Monday, November 22, 2010

An Exercise in Self Indulgence

Today has been good. I haven't had the shakes today which I've felt pretty pleased with. I don't know what caused them - anxiety, the medication or caffeine. I didn't feel anxious, I'm still taking my medication and my caffeine intact has been reduced drastically. Herbal teas are your friend!

I've also had a day of whirlwind socialising. I met a friend for lunch, had an unexpected meeting with another friend and went for coffee and after that met a third friend for a quick beer before they caught a train. When I say beer I mean Becks Blue. I got really fed up of drinking lemonade in the pub. I like the taste of beer, not the getting drunk. Then i remembered non-alcoholic stuff. Becks Blue isn't too bad once you get used to it.
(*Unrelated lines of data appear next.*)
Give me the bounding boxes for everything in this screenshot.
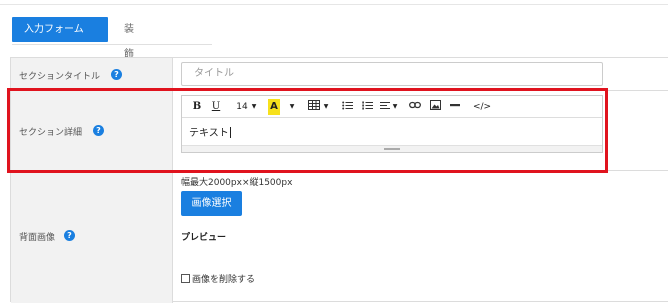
underline-button[interactable]: U	[209, 99, 223, 115]
numbered-list-icon[interactable]	[360, 99, 374, 115]
label-cell: セクションタイトル ?	[11, 58, 173, 90]
section-detail-row: セクション詳細 ? B U 14 ▼ A ▼ ▼ ▼ </> テキスト	[11, 91, 668, 171]
rich-text-editor: B U 14 ▼ A ▼ ▼ ▼ </> テキスト	[181, 95, 603, 153]
bullet-list-icon[interactable]	[340, 99, 354, 115]
background-image-row: 背面画像 ? 幅最大2000px×縦1500px 画像選択 プレビュー 画像を削…	[11, 171, 668, 303]
form-table: セクションタイトル ? タイトル セクション詳細 ? B U 14 ▼ A ▼ …	[10, 57, 668, 303]
delete-image-option[interactable]: 画像を削除する	[181, 272, 255, 285]
text-cursor	[229, 127, 231, 138]
section-title-input[interactable]: タイトル	[181, 62, 603, 86]
code-view-button[interactable]: </>	[472, 99, 492, 115]
section-title-row: セクションタイトル ? タイトル	[11, 58, 668, 91]
preview-label: プレビュー	[181, 233, 227, 243]
font-color-button[interactable]: A	[268, 99, 280, 115]
help-icon[interactable]: ?	[111, 69, 122, 80]
label-cell: 背面画像 ?	[11, 171, 173, 303]
align-icon[interactable]	[379, 99, 391, 115]
label-cell: セクション詳細 ?	[11, 91, 173, 170]
table-icon[interactable]	[306, 99, 322, 115]
help-icon[interactable]: ?	[64, 230, 75, 241]
link-icon[interactable]	[408, 99, 422, 115]
help-icon[interactable]: ?	[93, 125, 104, 136]
chevron-down-icon[interactable]: ▼	[391, 99, 399, 115]
delete-image-label: 画像を削除する	[192, 275, 256, 285]
section-detail-label: セクション詳細	[19, 128, 83, 138]
image-size-note: 幅最大2000px×縦1500px	[181, 178, 293, 188]
bold-button[interactable]: B	[190, 99, 204, 115]
tab-underline	[12, 44, 212, 45]
editor-content[interactable]: テキスト	[189, 124, 231, 139]
chevron-down-icon: ▼	[251, 103, 257, 110]
chevron-down-icon[interactable]: ▼	[288, 99, 296, 115]
delete-image-checkbox[interactable]	[181, 274, 190, 283]
tab-input-form[interactable]: 入力フォーム	[12, 17, 108, 42]
font-size-dropdown[interactable]: 14	[234, 99, 250, 115]
editor-toolbar: B U 14 ▼ A ▼ ▼ ▼ </>	[182, 96, 602, 118]
section-title-label: セクションタイトル	[19, 72, 101, 82]
editor-resize-handle[interactable]	[182, 145, 602, 152]
grip-icon	[384, 148, 400, 150]
chevron-down-icon[interactable]: ▼	[322, 99, 330, 115]
select-image-button[interactable]: 画像選択	[181, 191, 242, 216]
editor-text: テキスト	[189, 128, 229, 139]
horizontal-rule-icon[interactable]	[448, 99, 462, 115]
background-image-label: 背面画像	[19, 233, 56, 243]
tab-decoration-settings[interactable]: 装飾設定	[124, 17, 134, 110]
image-icon[interactable]	[428, 99, 442, 115]
top-divider	[0, 4, 668, 5]
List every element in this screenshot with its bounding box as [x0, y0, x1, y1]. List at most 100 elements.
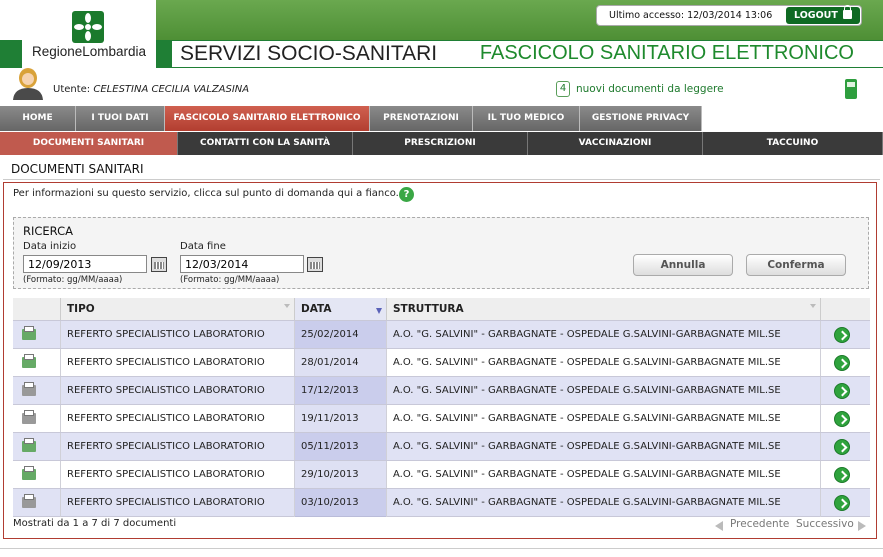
- prev-link[interactable]: Precedente: [730, 518, 789, 530]
- section-title: DOCUMENTI SANITARI: [11, 162, 144, 176]
- service-title: SERVIZI SOCIO-SANITARI: [180, 42, 438, 65]
- subnav-vaccinazioni[interactable]: VACCINAZIONI: [528, 132, 703, 155]
- cell-data: 29/10/2013: [295, 461, 387, 489]
- start-date-input[interactable]: [23, 255, 147, 273]
- row-icon-cell: [13, 405, 61, 433]
- lock-icon: [843, 5, 852, 19]
- footer-divider: [0, 548, 883, 549]
- start-date-format: (Formato: gg/MM/aaaa): [23, 275, 123, 285]
- end-date-input[interactable]: [180, 255, 304, 273]
- results-count: Mostrati da 1 a 7 di 7 documenti: [13, 518, 177, 529]
- avatar: [10, 66, 46, 100]
- open-cell: [821, 405, 870, 433]
- new-document-icon: [22, 354, 36, 368]
- open-cell: [821, 377, 870, 405]
- cell-struttura: A.O. "G. SALVINI" - GARBAGNATE - OSPEDAL…: [387, 489, 821, 517]
- table-row[interactable]: REFERTO SPECIALISTICO LABORATORIO 03/10/…: [13, 488, 870, 517]
- table-row[interactable]: REFERTO SPECIALISTICO LABORATORIO 19/11/…: [13, 404, 870, 433]
- row-icon-cell: [13, 321, 61, 349]
- mobile-phone-icon[interactable]: [845, 79, 857, 99]
- table-row[interactable]: REFERTO SPECIALISTICO LABORATORIO 29/10/…: [13, 460, 870, 489]
- new-document-icon: [22, 466, 36, 480]
- table-row[interactable]: REFERTO SPECIALISTICO LABORATORIO 25/02/…: [13, 320, 870, 349]
- subnav-documenti[interactable]: DOCUMENTI SANITARI: [0, 132, 178, 155]
- subnav-contatti[interactable]: CONTATTI CON LA SANITÀ: [178, 132, 353, 155]
- confirm-button[interactable]: Conferma: [746, 254, 846, 276]
- content-panel: Per informazioni su questo servizio, cli…: [3, 182, 877, 539]
- new-docs-link[interactable]: nuovi documenti da leggere: [576, 83, 724, 95]
- open-document-icon[interactable]: [834, 383, 850, 399]
- fse-title: FASCICOLO SANITARIO ELETTRONICO: [479, 42, 854, 64]
- col-header-struttura[interactable]: STRUTTURA: [387, 298, 821, 320]
- table-row[interactable]: REFERTO SPECIALISTICO LABORATORIO 28/01/…: [13, 348, 870, 377]
- table-row[interactable]: REFERTO SPECIALISTICO LABORATORIO 05/11/…: [13, 432, 870, 461]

It certainly makes being tee total a damn sight easier!

Tonight I am just going to take it easy and try and polish of another 100 pages or so of The Girl Who Kicked the Hornets Nest, which I am really enjoying.

Things feel good in my head. I just that at some point I'm going to come down. There is this feeling of inevitability that eventually the black fog will come back. Its like my head gets wrapped up in the cotton wool of misery and I lose interest in everything. I notice this with my figure painting. If I am in a good place I can paint for hours, however if things are not so rosy I really struggle to do one figure. Then there are the times when I really don't want to leave the house, when its an effort to actually get up. Going back to work has helped here. It's given me a reason to get up. I'm not one for normally lying in bed until 12.00pm but the last time I was off work I was finding that I was staying in bed longer and longer. I may have made a cup of tea and just been reading but I was still staying in bed. That is not like me. I am very much a morning person.

Hmm...this post kind of went off in a direction I wasn't expecting. It does feel quite therapeutic writing this sort of stuff down. As I said to somebody today writing down the crap that's in my head onto paper (of a sort) kind of gets rid of it. It also gives me cause to reflect on the day just gone or assess the day about to occur.

Anyway, this Steig Larsson book wont read itself!